Beschreibung
Es sind fünf Jahre vergangen, seit dem Zusammenprall von Gaylord Fockers Eltern und der Familie seiner Frau Pam. Mittlerweile ist Gaylord Vater von Zwillingen, was die Focker-Familie vor ganz ungeahnte neue Probleme stellt.

Kritik
Der „Kreis des Vertrauens“ hat ein Mitglied verloren. Jack Byrnes (Robert De Niro) duldet bekanntermaßen keine Verräter: Schwiegersohn Dr. Bob ist in Ungnade gefallen – er hat Jacks Tochter Debbie mit einer Krankenschwester betrogen. So kommt die andere Krankenschwester ins Spiel: Schwiegersohn zwei, Greg Focker (Ben Stiller), ist zum leitenden Pfleger aufgestiegen, hat mit Pam (Teri Polo) Zwillinge gezeugt und ein Haus gekauft. Jack könnte also meinen, seine „Pamcake“ sei gut aufgehoben – wenn da nicht dieses durch Dr. Bob geschürte Misstrauen wäre. Als dann auch noch die heiße Andi Garcia (Jessica Alba) auftaucht, wird Ex-CIA-Agent Jack skeptisch: Widersteht Greg ihren Reizen? Kann er das Oberhaupt, der „Godfocker des Familienclans“, werden?
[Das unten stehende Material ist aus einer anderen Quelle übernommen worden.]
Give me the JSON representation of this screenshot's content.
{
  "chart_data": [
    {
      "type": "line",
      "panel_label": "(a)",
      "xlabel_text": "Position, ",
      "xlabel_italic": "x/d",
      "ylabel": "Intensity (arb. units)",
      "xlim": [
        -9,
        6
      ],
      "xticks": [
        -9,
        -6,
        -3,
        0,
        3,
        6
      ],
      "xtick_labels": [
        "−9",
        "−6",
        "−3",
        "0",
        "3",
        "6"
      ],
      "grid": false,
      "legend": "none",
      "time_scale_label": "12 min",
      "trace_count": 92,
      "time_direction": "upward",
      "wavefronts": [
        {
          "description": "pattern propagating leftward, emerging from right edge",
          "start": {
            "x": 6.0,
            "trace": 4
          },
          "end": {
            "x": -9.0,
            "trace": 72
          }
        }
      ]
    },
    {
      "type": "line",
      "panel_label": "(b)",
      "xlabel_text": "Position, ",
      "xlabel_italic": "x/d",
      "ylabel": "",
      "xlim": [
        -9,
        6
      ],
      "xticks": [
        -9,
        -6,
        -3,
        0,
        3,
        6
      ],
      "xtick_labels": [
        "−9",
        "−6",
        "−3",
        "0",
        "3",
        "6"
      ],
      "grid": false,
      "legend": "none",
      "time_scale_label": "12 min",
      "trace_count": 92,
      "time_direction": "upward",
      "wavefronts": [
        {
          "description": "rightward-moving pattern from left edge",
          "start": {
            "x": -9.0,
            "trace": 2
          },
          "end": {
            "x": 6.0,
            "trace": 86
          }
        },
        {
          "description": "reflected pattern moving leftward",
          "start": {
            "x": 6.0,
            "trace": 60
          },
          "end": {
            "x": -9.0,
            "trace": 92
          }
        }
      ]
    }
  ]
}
Nach „Meine Braut, ihr Vater und ich“ und „Meine Frau, ihre Schwiegereltern und ich“ wird auch im dritten Teil der Focker-Saga der Slapstick in seiner rohsten Form zelebriert: Beim Anschneiden des Truthahns spritzt das Blut, Jacks durch Medikamente verursachte Dauerlatte kann natürlich nur mittels einer von „Schwester“ Greg verabreichten Spritze gelindert werden, saufende Handwerker (Harvey Keitel!) verzögern den Hausbau, und Pams Verflossener Kevin (schmieriger denn je: Owen Wilson) trägt noch dicker auf, um seine Ex zu beeindrucken. Die Ereignisse überschlagen sich und münden in ein unerbittliches Duell zwischen Schwiegersohn und Schwiegervater.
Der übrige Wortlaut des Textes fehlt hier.